🌿29*⁀➷

13 2 0
                                    

.
.
.
.
.

"Guys, temenin gue dong. Gue kebelet," Bunga membangunkan Saskia dan Areta yang tertidur. Sekarang sudah jam dua pagi jadi wajar saja semuanya masih tertidur dengan nyenyak.

"Areta aja noh, gue ngantuk Nga," kata Saskia menjauhkan tangan Bunga dari selimutnya.

"Ish, Areta temenin gue dong. Gue kebelet banget huaa," Bunga hampir menangis karena tidak tahan lagi.

"Hm, iya bentar," Areta mengucek matanya pelan lalu ia menatap Bunga heran.

"Kenapa?" tanya Bunga.

"Kok lu dudukin Dafikah?" tanya Areta panik. Posisi tidur mereka itu Bunga sebelah kiri, disebelahnya ada Saskia, Dafikah dan Areta sebelah kanan. Jadi saat ini Bunga duduk ditempat seharusnya Dafikah tertidur.

"Nggak kok, gue gak dudukin Dafikah. Emang dia tidur disini?" tanya Bunga heran. Ditenda mereka hanya dapat cahaya minim jadi karena Bunga tadi buru-buru gak sempat mikir.

"Trus tuh anak kemana?" tanya Areta panik. Seketika kantuknya menghilang.

"Njir dia hilang?" tanya Bunga yang ikutan panik. Saskia langsung duduk mendengar percakapan Areta dan Bunga.

"Sial! Kok bisa hilang sih?" tanya Saskia mengikat rambut panjangnya lalu memakai hoodie dengan cepat. Areta juga memakai jaket lalu keluar dari tenda.

"Mungkin dia ke sungai sendirian? Yuk kesana!" Bunga lari duluan ke arah sungai. Dia tidak bohong kalau dia mau buang air kecil.

Saskia mengambil senter dan lari mengejar Bunga, tapi seseorang menghalangi jalan mereka.

"Pii..." panggil Saskia lirih melihat Dafikah berada digendongan seseorang.

"Dafikah kenapa?" tanya Areta semakin panik melihat kondisi mengenaskan Dafikah.

Flashback

"Eungh," lenguh Dafikah ketika merasakan dingin yang menembus kulitnya.

"Bangun lu!" teriak seseorang membuat Dafikah membuka matanya. Dafikah terkejut karena dirinya saat ini dalam keadaan terikat.

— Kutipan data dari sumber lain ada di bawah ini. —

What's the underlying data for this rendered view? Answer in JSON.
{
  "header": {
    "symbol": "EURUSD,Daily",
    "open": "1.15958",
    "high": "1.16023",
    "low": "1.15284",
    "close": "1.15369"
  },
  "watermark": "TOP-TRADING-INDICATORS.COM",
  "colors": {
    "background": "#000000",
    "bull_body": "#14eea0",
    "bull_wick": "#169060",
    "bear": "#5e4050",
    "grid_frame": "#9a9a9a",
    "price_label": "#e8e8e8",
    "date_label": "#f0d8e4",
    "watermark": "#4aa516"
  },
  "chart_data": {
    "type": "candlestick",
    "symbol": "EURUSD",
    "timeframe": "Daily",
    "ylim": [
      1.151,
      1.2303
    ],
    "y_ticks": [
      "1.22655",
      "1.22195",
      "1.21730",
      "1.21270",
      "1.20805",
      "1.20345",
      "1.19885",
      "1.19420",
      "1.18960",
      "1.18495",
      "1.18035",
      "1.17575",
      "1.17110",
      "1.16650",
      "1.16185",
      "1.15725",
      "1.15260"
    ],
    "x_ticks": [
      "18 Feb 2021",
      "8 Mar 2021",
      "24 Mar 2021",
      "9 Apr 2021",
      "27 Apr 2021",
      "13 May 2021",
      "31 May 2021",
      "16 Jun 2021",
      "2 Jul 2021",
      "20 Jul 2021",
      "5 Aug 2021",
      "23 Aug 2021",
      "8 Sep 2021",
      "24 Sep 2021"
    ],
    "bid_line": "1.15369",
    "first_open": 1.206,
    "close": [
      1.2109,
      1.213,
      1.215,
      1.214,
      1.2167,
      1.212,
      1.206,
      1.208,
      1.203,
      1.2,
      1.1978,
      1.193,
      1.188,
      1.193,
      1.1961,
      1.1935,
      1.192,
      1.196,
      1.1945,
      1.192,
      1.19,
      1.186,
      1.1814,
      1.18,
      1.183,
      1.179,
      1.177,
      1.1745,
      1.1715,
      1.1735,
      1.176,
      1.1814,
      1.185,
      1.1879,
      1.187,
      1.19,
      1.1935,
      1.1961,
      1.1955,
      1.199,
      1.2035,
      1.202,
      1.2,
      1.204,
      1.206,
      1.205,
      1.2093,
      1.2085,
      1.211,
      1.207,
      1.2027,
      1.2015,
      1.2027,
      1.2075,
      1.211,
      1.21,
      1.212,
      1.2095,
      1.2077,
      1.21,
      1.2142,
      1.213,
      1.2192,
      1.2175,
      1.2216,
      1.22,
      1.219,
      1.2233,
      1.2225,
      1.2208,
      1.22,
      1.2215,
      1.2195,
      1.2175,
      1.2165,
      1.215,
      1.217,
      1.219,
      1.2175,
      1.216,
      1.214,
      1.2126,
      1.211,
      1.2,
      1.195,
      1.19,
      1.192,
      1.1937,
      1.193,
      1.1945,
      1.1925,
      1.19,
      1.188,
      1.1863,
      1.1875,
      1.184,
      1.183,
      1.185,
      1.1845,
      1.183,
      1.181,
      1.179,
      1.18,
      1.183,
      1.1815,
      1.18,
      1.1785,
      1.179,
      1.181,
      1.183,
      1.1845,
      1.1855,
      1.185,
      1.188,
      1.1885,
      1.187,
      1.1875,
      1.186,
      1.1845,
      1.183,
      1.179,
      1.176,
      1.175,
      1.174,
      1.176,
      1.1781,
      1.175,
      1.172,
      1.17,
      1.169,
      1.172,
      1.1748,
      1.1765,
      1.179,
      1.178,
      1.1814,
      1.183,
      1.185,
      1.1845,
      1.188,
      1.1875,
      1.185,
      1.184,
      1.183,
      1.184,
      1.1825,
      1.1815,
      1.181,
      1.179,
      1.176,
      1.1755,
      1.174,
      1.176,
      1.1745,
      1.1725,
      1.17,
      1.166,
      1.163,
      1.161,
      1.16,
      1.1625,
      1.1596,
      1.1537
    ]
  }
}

"Sudah bangun? Gimana aksi lu tadi siang? Udah ngerasa hebat banget ya?" tanya seseorang itu, Fahira.

"Lu ngapain ikat gue hah?!" Dafikah berusaha melepas ikatan ditangannya.

"Ow owh lu pikir gue bakal takut kalau ku teriak gitu? Gue bisa aja ceburin lu ke sungai ini. Tapi gue ada permainan yang lebih seru daripada itu," Fahira tersenyum manis. Jantung Dafikah berdetak kencang karena senyuman itu mengingatkan nya dengan Fahira kecil. Senyum jahat dan manipulasi.

"Lepasin gue," ucap Dafikah datar. Dafikah tidak boleh lemah kali ini.

"Nanti setelah gue puas main sama lu," balas Fahira mendekati Dafikah.

Fahira mengeluarkan jarum kecil dan menunjukkan jarum itu tepat dihadapan Dafikah.

"Ini benda yang terakhir sebagai penutup permainan kita. Gue taruh disini," Fahira menaruh jarum kecil itu disamping Dafikah. Dafikah sudah menggigil ketakutan. Pikiran buruk sudah menghantuinya. Melihat hal itu, Fahira tertawa kencang. Derasnya aliran sungai membuat suara mereka berdua teredam.

"Gue salah apa sama lu? Kenapa lu bisa benci banget ke gue?" tanya Dafikah pelan. Percuma pura-pura kuat saat ini. Kondisi Dafikah jauh dari kata baik.

Crash

"Akh," Dafikah merintih kesakitan ketika perutnya ditusuk pisau. Fahira menusuknya lebih dalam.